Solche Kommentare seien definitiv justiziabel, sagte Alfonso Pantisano, Sprecher von „Enough is Enough“ in einem Interview mit der Berliner Zeitung. „Wir als Bürger müssen dagegen vorgehen, genauso die Medien, auf deren Seite diese Kommentare gepostet werden.“

Übler Facebook-Post gegen Charlie Hebdo

Einem Betriebsrat im Rastatter Daimler-Werk droht etwa ein Amtsenthebungsverfahren wegen positiver Äußerungen über den Anschlag auf das Satiremagazin „Charlie Hebdo“. Sowohl Betriebsrat als auch IG Metall und Unternehmen beantragten beim Arbeitsgericht Karlsruhe die Amtsenthebung des Betriebsrats.

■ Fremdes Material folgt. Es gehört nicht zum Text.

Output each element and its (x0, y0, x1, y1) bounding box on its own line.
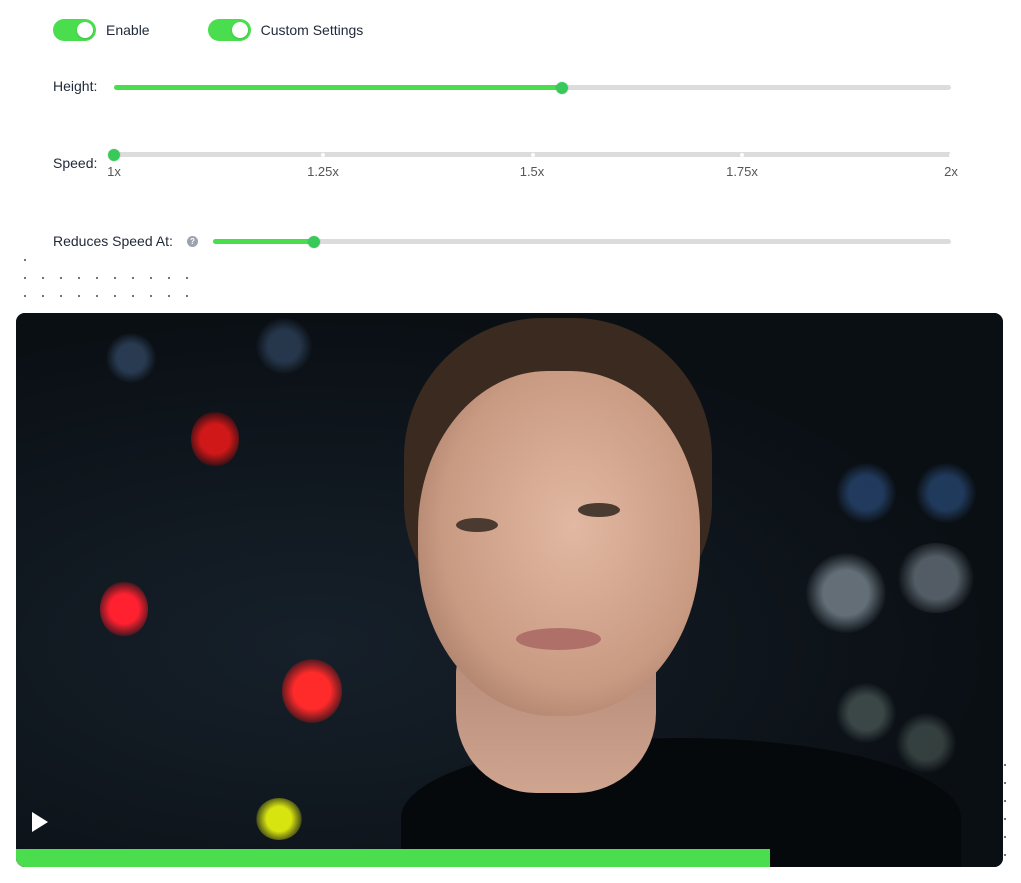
toggle-knob (77, 22, 93, 38)
person-face (418, 371, 700, 716)
play-button[interactable] (28, 810, 50, 834)
bokeh-light (106, 333, 156, 383)
bokeh-light (256, 798, 302, 840)
bokeh-light (896, 543, 976, 613)
toggle-row: Enable Custom Settings (53, 19, 421, 41)
bokeh-light (256, 318, 312, 374)
speed-tick-label: 1.75x (726, 164, 758, 179)
height-slider-thumb[interactable] (555, 81, 568, 94)
toggle-knob (231, 22, 248, 38)
bokeh-light (836, 683, 896, 743)
bokeh-light (191, 411, 239, 467)
bokeh-light (836, 463, 896, 523)
speed-tick-dot (739, 152, 744, 157)
dot-decoration (16, 251, 34, 269)
speed-tick-dot (949, 152, 953, 157)
dot-decoration (16, 269, 196, 305)
reduces-speed-label: Reduces Speed At: (53, 233, 173, 249)
question-icon[interactable]: ? (187, 236, 198, 247)
speed-tick-label: 1.5x (519, 164, 545, 179)
speed-tick-dot (530, 152, 535, 157)
reduces-speed-slider[interactable] (213, 235, 951, 248)
speed-slider-thumb[interactable] (108, 148, 120, 161)
height-slider-fill (114, 85, 562, 90)
bokeh-light (100, 581, 148, 637)
person-eye-left (456, 518, 498, 532)
custom-settings-toggle-group: Custom Settings (207, 19, 364, 41)
custom-settings-toggle[interactable] (207, 19, 251, 41)
speed-slider[interactable] (108, 148, 953, 161)
bokeh-light (916, 463, 976, 523)
height-slider[interactable] (114, 81, 951, 94)
bokeh-light (282, 659, 342, 723)
speed-tick-label: 2x (944, 164, 958, 179)
reduces-speed-slider-fill (213, 239, 315, 244)
speed-label: Speed: (53, 155, 98, 171)
reduces-speed-slider-thumb[interactable] (308, 235, 321, 248)
play-icon (32, 812, 48, 832)
video-progress-bar[interactable] (16, 849, 771, 867)
height-label: Height: (53, 78, 98, 94)
video-player[interactable] (16, 313, 1003, 867)
custom-settings-label: Custom Settings (260, 22, 364, 38)
bokeh-light (896, 713, 956, 773)
enable-label: Enable (106, 22, 150, 38)
speed-tick-label: 1.25x (307, 164, 339, 179)
speed-tick-dot (321, 152, 326, 157)
person-mouth (516, 628, 601, 650)
enable-toggle-group: Enable (53, 19, 150, 41)
person-eye-right (578, 503, 620, 517)
bokeh-light (806, 553, 886, 633)
speed-tick-label: 1x (107, 164, 121, 179)
enable-toggle[interactable] (53, 19, 96, 41)
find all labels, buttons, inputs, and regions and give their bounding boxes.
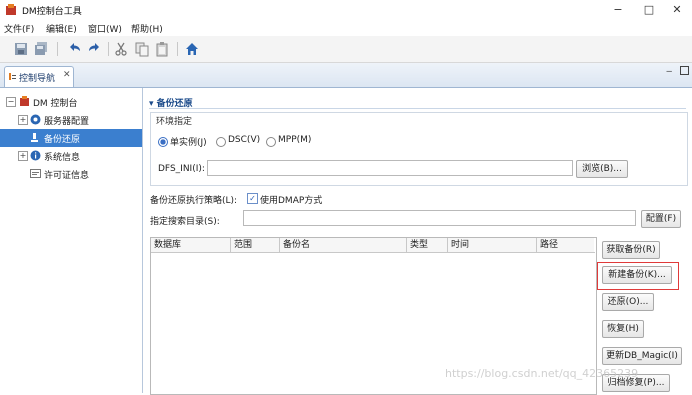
column-header-database[interactable]: 数据库 — [151, 238, 231, 252]
column-header-path[interactable]: 路径 — [537, 238, 594, 252]
minimize-button[interactable]: − — [607, 2, 629, 18]
tree-item-label: 许可证信息 — [44, 171, 90, 181]
dmap-checkbox[interactable]: ✓ — [247, 193, 258, 204]
menu-window[interactable]: 窗口(W) — [88, 22, 122, 35]
recover-button[interactable]: 恢复(H) — [602, 320, 644, 338]
tree-item-label: 系统信息 — [44, 153, 81, 163]
tree-item-label: 备份还原 — [44, 135, 81, 145]
backup-icon — [31, 133, 38, 142]
redo-icon[interactable] — [87, 41, 103, 57]
mpp-label[interactable]: MPP(M) — [278, 135, 311, 145]
paste-icon[interactable] — [154, 41, 170, 57]
search-dir-input[interactable] — [243, 210, 636, 226]
column-header-scope[interactable]: 范围 — [231, 238, 280, 252]
view-tab-bar: 控制导航 ✕ — [0, 63, 692, 88]
section-divider — [149, 108, 686, 109]
dsc-radio[interactable] — [216, 137, 226, 147]
maximize-button[interactable]: □ — [638, 2, 660, 18]
undo-icon[interactable] — [66, 41, 82, 57]
restore-button[interactable]: 还原(O)... — [602, 293, 654, 311]
browse-button[interactable]: 浏览(B)... — [576, 160, 628, 178]
tree-item-backup-restore[interactable]: 备份还原 — [0, 129, 142, 147]
tab-label: 控制导航 — [19, 74, 56, 84]
tab-close-icon[interactable]: ✕ — [63, 70, 71, 80]
save-icon[interactable] — [13, 41, 29, 57]
environment-legend: 环境指定 — [154, 114, 195, 127]
dmap-checkbox-label[interactable]: 使用DMAP方式 — [260, 193, 322, 206]
tree-item-label: DM 控制台 — [33, 99, 78, 109]
close-button[interactable]: ✕ — [666, 2, 688, 18]
single-instance-label[interactable]: 单实例(J) — [170, 135, 207, 148]
get-backup-button[interactable]: 获取备份(R) — [602, 241, 660, 259]
expand-icon[interactable]: + — [18, 151, 28, 161]
column-header-time[interactable]: 时间 — [448, 238, 537, 252]
toolbar — [0, 36, 692, 63]
tree-item-server-config[interactable]: + 服务器配置 — [0, 111, 142, 129]
new-backup-button[interactable]: 新建备份(K)... — [602, 266, 672, 284]
license-icon — [30, 169, 41, 178]
config-button[interactable]: 配置(F) — [641, 210, 681, 228]
cut-icon[interactable] — [113, 41, 129, 57]
navigation-tree: − DM 控制台 + 服务器配置 备份还原 + 系统信息 许可证信息 — [0, 88, 143, 393]
save-all-icon[interactable] — [33, 41, 49, 57]
column-header-backup-name[interactable]: 备份名 — [280, 238, 407, 252]
tree-item-dm-console[interactable]: − DM 控制台 — [0, 93, 142, 111]
tree-item-label: 服务器配置 — [44, 117, 90, 127]
dm-console-icon — [20, 96, 29, 106]
toolbar-separator — [57, 42, 58, 56]
single-instance-radio[interactable] — [158, 137, 168, 147]
update-db-magic-button[interactable]: 更新DB_Magic(I) — [602, 347, 682, 365]
dfs-ini-input[interactable] — [207, 160, 573, 176]
gear-icon — [30, 114, 41, 125]
column-header-type[interactable]: 类型 — [407, 238, 448, 252]
strategy-label: 备份还原执行策略(L): — [150, 196, 238, 206]
tree-item-system-info[interactable]: + 系统信息 — [0, 147, 142, 165]
toolbar-separator — [108, 42, 109, 56]
window-title: DM控制台工具 — [22, 7, 82, 17]
app-logo-icon — [6, 4, 16, 15]
search-dir-label: 指定搜索目录(S): — [150, 217, 220, 227]
mpp-radio[interactable] — [266, 137, 276, 147]
view-minimize-button[interactable]: ‒ — [666, 66, 672, 77]
dfs-ini-label: DFS_INI(I): — [158, 164, 205, 174]
home-icon[interactable] — [184, 41, 200, 57]
title-bar — [0, 0, 692, 20]
menu-edit[interactable]: 编辑(E) — [46, 22, 77, 35]
menu-help[interactable]: 帮助(H) — [131, 22, 163, 35]
tab-control-navigation[interactable]: 控制导航 ✕ — [4, 66, 74, 87]
navigation-icon — [9, 73, 16, 80]
info-icon — [30, 150, 41, 161]
watermark: https://blog.csdn.net/qq_42365239 — [445, 367, 639, 380]
collapse-icon[interactable]: − — [6, 97, 16, 107]
toolbar-separator — [177, 42, 178, 56]
tree-item-license-info[interactable]: 许可证信息 — [0, 165, 142, 183]
expand-icon[interactable]: + — [18, 115, 28, 125]
copy-icon[interactable] — [134, 41, 150, 57]
dsc-label[interactable]: DSC(V) — [228, 135, 260, 145]
menu-file[interactable]: 文件(F) — [4, 22, 34, 35]
view-maximize-button[interactable] — [680, 66, 689, 75]
table-header-divider — [151, 252, 595, 253]
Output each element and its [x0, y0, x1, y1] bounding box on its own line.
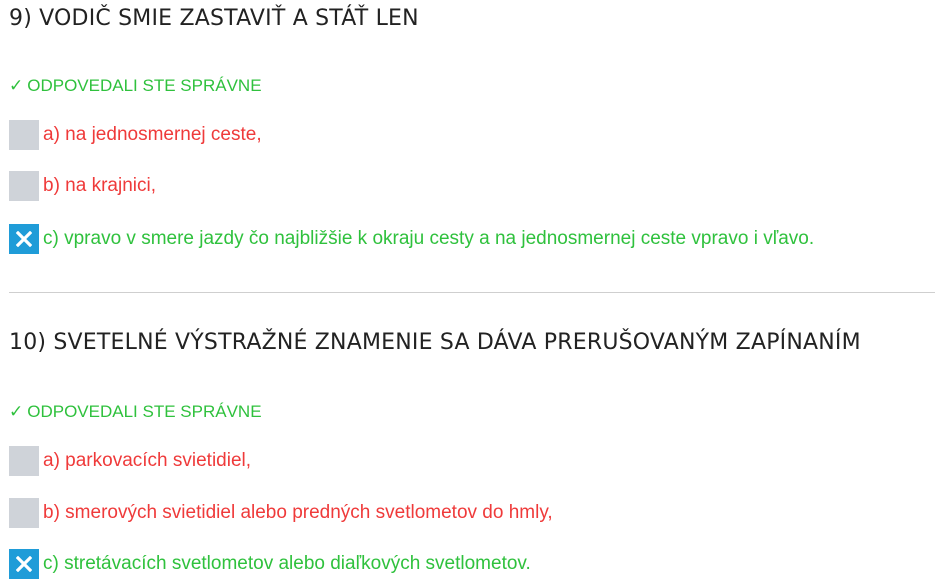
checkmark-icon: ✓ [9, 402, 24, 421]
checkbox-checked[interactable] [9, 549, 39, 579]
answer-label: c) vpravo v smere jazdy čo najbližšie k … [43, 228, 815, 249]
question-10-status: ✓ ODPOVEDALI STE SPRÁVNE [9, 402, 262, 422]
close-x-icon [16, 231, 32, 247]
question-divider [9, 292, 935, 293]
checkmark-icon: ✓ [9, 76, 24, 95]
question-9-title: 9) VODIČ SMIE ZASTAVIŤ A STÁŤ LEN [9, 6, 419, 31]
answer-label: b) smerových svietidiel alebo predných s… [43, 502, 553, 523]
question-10-answer-c[interactable]: c) stretávacích svetlometov alebo diaľko… [9, 549, 531, 579]
question-10-answer-b[interactable]: b) smerových svietidiel alebo predných s… [9, 498, 553, 528]
answer-label: a) parkovacích svietidiel, [43, 450, 252, 471]
close-x-icon [16, 556, 32, 572]
status-text: ODPOVEDALI STE SPRÁVNE [27, 402, 262, 421]
checkbox-unchecked[interactable] [9, 446, 39, 476]
answer-label: a) na jednosmernej ceste, [43, 124, 262, 145]
question-10-answer-a[interactable]: a) parkovacích svietidiel, [9, 446, 251, 476]
answer-label: b) na krajnici, [43, 175, 156, 196]
checkbox-unchecked[interactable] [9, 171, 39, 201]
question-9-answer-c[interactable]: c) vpravo v smere jazdy čo najbližšie k … [9, 224, 814, 254]
question-9-status: ✓ ODPOVEDALI STE SPRÁVNE [9, 76, 262, 96]
answer-label: c) stretávacích svetlometov alebo diaľko… [43, 553, 531, 574]
status-text: ODPOVEDALI STE SPRÁVNE [27, 76, 262, 95]
checkbox-checked[interactable] [9, 224, 39, 254]
question-10-title: 10) SVETELNÉ VÝSTRAŽNÉ ZNAMENIE SA DÁVA … [9, 330, 861, 355]
checkbox-unchecked[interactable] [9, 498, 39, 528]
question-9-answer-b[interactable]: b) na krajnici, [9, 171, 156, 201]
checkbox-unchecked[interactable] [9, 120, 39, 150]
question-9-answer-a[interactable]: a) na jednosmernej ceste, [9, 120, 262, 150]
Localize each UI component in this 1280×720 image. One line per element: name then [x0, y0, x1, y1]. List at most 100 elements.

Der Mann habe mit Äußerungen auf seiner privaten Facebook-Seite wie „Jeder Mensch zahlt für seine Taten! Die einen früher, die anderen später... Fuck Charlie Hebdo“ für Aufruhr in der Belegschaft gesorgt, hieß es bei der IG Metall.

In dem konkreten Fall sei durch die Äußerung eine erhebliche Störung des Betriebsfrieden und der Arbeit innerhalb des Betriebsrates sowie die vertrauensvolle Zusammenarbeit mit dem Arbeitgeber und den Mitarbeitern anzunehmen, erläutert Eckert. Darüber muss letztlich aber das Arbeitsgericht entscheiden.

Bloß nicht online die eigene Firma runtermachen!

Deutlich zurückhaltender sollten Mitarbeiter sein, wenn sie sich im Intranet oder über Firmen-Accounts in sozialen Netzwerken äußern. „Vieles, was im privaten Bereich in Ordnung ist, kann dort zur Abmahnung oder zur Kündigung führen“, erklärt Eckert, der im Vorstand des Deutschen Anwaltvereins ist. Dabei ist der berufliche Bezug eindeutig gegeben – schließlich nutzt der Arbeitnehmer IT-Accounts des Arbeitgebers. Dieser kann dann zum Beispiel wegen einer Störung des Betriebsfriedens aktiv werden.

Probleme bekommen Arbeitnehmer auch, wenn sie sich in öffentlich zugänglichen privaten Accounts in sozialen Netzwerken beleidigend oder geschäftsschädigend über ihre Firma äußern. Ansonsten gilt bei privaten Accounts jedoch: Auch wenn Kollegen Äußerungen geschmacklos finden – dass der Chef deswegen eine Abmahnung oder sogar Kündigung ausspricht, wird nur selten rechtlich zulässig sein. (mit Material von dpa)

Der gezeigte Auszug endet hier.